Yenimahalle'deki Ankara Emniyet Müdürlüğü binasına saat 00.56'da 2, 01.08'de ise bir bomba daha atıldı. Ankara Emniyet Müdürlüğü önünde zırhlı araçlardan kitleye ateş açıldı. Burada da 10 kişi hayatını kaybetti, 39 kişi yaralandı.
Diyarbakır’dan takviye
ÖKK Grup Komutanı Tuğgeneral Semih Terzi ve beraberindeki ÖKK askerlerini Diyarbakır'dan taşıyan uçak, darbe girişimine destek vermek amacıyla saat 01.13'te Etimesgut Havalimanı'na indi. Terzi ve ekibi, buradan helikopterlerle Gölbaşı'ndaki ÖKK karargahına hareket etti.
Ancak ÖKK'de görevli Astsubay Ömer Halisdemir, karargaha gelen Tuğgeneral Terzi'yi vurarak öldürdü. Fakat Halisdemir de Terzi'nin ekibindeki askerlerce vuruldu.
Meclis Kurulu toplandı
TBMM'de temsil edilen tüm siyasi partilerden milletvekilleri, Genel Kurul Salonu'nda saat 01.39'da toplandı.
Genelkurmay önünde toplanan, tanklar ve zırhlı araçların önünü kesen ve üstlerine çıkan halk, saat 02.21'de Genelkurmay'a girdi. Ancak askerlerden kitlenin üzerine ateş açıldı. Helikopterlerden de halkın üzerine ateş açılması sonucu 38 kişi hayatını kaybetti.
Saat 02.35'te F-16’lardan birinden Genelkurmay'a birkaç yüz metre mesafedeki Meclis’e bomba atıldı. Aynı dakikalarda, TRT Genel Müdürlüğü binasına giren askerler polisrece gözaltına alındı.

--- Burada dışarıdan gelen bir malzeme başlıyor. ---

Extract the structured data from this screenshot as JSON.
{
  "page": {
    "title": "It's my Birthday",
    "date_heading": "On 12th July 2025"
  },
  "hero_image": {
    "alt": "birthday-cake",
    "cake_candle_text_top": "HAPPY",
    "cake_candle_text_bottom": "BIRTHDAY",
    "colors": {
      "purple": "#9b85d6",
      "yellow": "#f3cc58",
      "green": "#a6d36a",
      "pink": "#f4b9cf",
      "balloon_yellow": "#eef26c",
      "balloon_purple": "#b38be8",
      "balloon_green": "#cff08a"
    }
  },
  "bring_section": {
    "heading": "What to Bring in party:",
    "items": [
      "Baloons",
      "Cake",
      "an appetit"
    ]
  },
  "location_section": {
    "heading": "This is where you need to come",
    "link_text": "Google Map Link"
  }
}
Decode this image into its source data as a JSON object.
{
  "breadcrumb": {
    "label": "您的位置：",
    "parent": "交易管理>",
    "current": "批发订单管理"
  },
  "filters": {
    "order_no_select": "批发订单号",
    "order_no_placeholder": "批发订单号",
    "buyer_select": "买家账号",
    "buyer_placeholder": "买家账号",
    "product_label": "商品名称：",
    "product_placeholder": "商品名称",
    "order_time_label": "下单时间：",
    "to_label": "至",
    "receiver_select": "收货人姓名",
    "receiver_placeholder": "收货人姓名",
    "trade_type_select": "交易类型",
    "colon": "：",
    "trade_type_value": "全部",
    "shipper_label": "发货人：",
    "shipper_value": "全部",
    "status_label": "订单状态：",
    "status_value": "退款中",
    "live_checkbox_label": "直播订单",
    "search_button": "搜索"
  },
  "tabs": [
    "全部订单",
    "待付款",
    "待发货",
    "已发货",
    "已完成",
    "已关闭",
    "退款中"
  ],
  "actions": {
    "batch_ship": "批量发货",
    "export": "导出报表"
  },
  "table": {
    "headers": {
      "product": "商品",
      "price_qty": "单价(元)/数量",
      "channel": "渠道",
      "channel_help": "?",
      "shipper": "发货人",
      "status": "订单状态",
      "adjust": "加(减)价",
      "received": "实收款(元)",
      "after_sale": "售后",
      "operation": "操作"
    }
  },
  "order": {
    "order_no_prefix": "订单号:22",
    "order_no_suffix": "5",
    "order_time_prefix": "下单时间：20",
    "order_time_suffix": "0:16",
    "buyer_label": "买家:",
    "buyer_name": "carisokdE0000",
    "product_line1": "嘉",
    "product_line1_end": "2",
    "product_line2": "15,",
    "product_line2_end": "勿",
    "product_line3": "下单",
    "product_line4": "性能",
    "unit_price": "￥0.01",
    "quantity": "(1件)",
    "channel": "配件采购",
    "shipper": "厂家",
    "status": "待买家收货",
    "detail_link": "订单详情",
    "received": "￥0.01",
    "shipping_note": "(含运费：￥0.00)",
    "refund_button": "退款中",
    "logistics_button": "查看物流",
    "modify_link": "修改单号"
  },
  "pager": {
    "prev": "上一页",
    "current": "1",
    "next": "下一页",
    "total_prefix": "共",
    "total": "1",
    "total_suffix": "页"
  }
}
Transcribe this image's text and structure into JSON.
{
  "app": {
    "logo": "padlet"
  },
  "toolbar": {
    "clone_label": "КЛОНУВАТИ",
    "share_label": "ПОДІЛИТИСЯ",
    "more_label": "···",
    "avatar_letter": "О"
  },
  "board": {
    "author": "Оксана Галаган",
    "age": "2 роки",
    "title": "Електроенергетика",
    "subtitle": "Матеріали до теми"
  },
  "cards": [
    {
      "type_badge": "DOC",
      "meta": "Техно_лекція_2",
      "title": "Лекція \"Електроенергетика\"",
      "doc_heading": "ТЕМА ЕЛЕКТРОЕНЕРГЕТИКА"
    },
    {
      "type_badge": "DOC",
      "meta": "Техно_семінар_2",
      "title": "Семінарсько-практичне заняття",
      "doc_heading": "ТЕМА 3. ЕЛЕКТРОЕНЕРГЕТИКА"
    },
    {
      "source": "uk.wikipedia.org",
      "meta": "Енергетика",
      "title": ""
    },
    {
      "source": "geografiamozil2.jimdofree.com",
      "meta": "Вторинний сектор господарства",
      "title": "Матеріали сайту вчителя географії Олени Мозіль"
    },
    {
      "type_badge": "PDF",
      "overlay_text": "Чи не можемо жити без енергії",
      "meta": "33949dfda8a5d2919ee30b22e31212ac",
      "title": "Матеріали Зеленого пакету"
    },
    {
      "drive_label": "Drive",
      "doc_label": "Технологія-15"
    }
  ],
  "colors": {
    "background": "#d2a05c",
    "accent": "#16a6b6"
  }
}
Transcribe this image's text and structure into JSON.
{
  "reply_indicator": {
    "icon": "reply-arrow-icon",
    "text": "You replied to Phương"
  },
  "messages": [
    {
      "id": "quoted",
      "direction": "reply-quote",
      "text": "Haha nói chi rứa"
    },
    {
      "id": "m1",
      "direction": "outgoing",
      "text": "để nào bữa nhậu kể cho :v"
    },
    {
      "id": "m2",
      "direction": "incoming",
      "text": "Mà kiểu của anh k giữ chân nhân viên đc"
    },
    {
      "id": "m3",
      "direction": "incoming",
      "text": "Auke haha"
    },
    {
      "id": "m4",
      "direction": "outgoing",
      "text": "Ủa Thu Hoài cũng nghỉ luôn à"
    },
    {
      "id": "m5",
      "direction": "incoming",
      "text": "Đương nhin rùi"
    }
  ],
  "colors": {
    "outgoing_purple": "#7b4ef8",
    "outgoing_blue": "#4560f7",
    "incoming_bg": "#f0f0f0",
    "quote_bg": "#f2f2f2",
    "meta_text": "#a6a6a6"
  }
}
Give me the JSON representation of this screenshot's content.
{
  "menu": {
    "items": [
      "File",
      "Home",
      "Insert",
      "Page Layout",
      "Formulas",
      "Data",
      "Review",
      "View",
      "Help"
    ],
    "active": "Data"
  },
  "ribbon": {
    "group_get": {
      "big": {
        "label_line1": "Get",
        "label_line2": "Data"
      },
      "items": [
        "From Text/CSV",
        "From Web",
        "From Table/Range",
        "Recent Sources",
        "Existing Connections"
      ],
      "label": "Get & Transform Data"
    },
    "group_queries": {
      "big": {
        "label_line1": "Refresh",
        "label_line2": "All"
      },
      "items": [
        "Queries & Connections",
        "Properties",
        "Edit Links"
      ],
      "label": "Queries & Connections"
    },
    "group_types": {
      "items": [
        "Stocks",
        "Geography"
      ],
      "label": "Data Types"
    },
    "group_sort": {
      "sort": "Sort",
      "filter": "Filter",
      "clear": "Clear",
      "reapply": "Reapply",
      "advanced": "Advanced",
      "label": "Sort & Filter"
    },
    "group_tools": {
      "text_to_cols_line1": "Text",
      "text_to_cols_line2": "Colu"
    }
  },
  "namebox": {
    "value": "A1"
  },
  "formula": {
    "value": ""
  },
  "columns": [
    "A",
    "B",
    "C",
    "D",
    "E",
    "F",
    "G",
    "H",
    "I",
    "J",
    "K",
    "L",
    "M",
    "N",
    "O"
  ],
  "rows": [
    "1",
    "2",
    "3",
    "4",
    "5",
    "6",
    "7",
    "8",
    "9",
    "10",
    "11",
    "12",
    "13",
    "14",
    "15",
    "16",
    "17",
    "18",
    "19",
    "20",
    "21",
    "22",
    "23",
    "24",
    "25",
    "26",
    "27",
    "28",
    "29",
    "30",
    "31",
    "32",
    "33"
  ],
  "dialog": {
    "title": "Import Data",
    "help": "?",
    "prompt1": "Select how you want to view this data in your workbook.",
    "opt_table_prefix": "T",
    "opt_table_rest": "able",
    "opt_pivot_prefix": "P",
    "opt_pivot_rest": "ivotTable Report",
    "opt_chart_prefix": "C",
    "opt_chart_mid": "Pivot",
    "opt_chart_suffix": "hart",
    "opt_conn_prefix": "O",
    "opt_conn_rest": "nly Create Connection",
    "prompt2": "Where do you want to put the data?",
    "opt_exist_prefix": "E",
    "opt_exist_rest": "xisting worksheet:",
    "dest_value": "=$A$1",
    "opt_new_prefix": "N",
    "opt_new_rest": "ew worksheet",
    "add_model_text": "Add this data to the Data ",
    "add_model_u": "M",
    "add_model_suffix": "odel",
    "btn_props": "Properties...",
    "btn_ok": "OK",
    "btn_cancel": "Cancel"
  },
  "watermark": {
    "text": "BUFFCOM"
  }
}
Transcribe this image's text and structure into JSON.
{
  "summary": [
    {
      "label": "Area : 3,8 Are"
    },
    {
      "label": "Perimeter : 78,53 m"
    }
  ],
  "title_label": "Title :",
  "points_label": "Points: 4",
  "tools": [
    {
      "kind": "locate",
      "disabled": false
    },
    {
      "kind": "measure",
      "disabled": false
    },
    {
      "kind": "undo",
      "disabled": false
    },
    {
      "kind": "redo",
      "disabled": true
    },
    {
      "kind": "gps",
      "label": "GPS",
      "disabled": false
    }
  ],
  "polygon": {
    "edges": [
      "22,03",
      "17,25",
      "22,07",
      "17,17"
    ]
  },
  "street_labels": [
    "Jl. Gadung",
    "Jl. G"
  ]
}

Darbeci pilotlarlar Gölbaşı'ndaki TÜRKSAT tesislerine 4, TBMM'ye 2 bomba daha attı. TBMM'ye atılan bombalar 32 kişiyi yaraladı. Darbe girişiminin ardından yapılan tespite göre, Meclis'te yaklaşık 20 milyon liralık hasar meydana geldi.
Jandarma Genel Komutanlığı, Cumhurbaşkanlığı Külliyesi ve AK Parti Genel Merkezi civarındaki eylemler sırasında biri tankın üzerinden düşen, diğerleri ateşli silahlarla vurulan 14 kişi hayatını kaybetti.
F-16'ların birinden saat 06.19'da Cumhurbaşkanlığı Külliyesi yakınındaki köprülü kavşak ve otoparka 2 bomba atıldı. Burada 15 kişi hayatını kaybetti, 7 kişi yaralandı.
Sabah saatlerinde polis ve halk Akıncı Üssü'ne girdi, Genelkurmay Başkanı Orgeneral Akar, saat 08.26'da helikopterle alınarak Çankaya Köşkü'ne gönderildi.
Darbe girişimine katılan askerler, sabah saatlerinde Genelkurmay karargahından çıkarak polise teslim olmaya başladı. Kısa süre sonra özel harekat polisleri de Genelkurmay kışlasına girdi.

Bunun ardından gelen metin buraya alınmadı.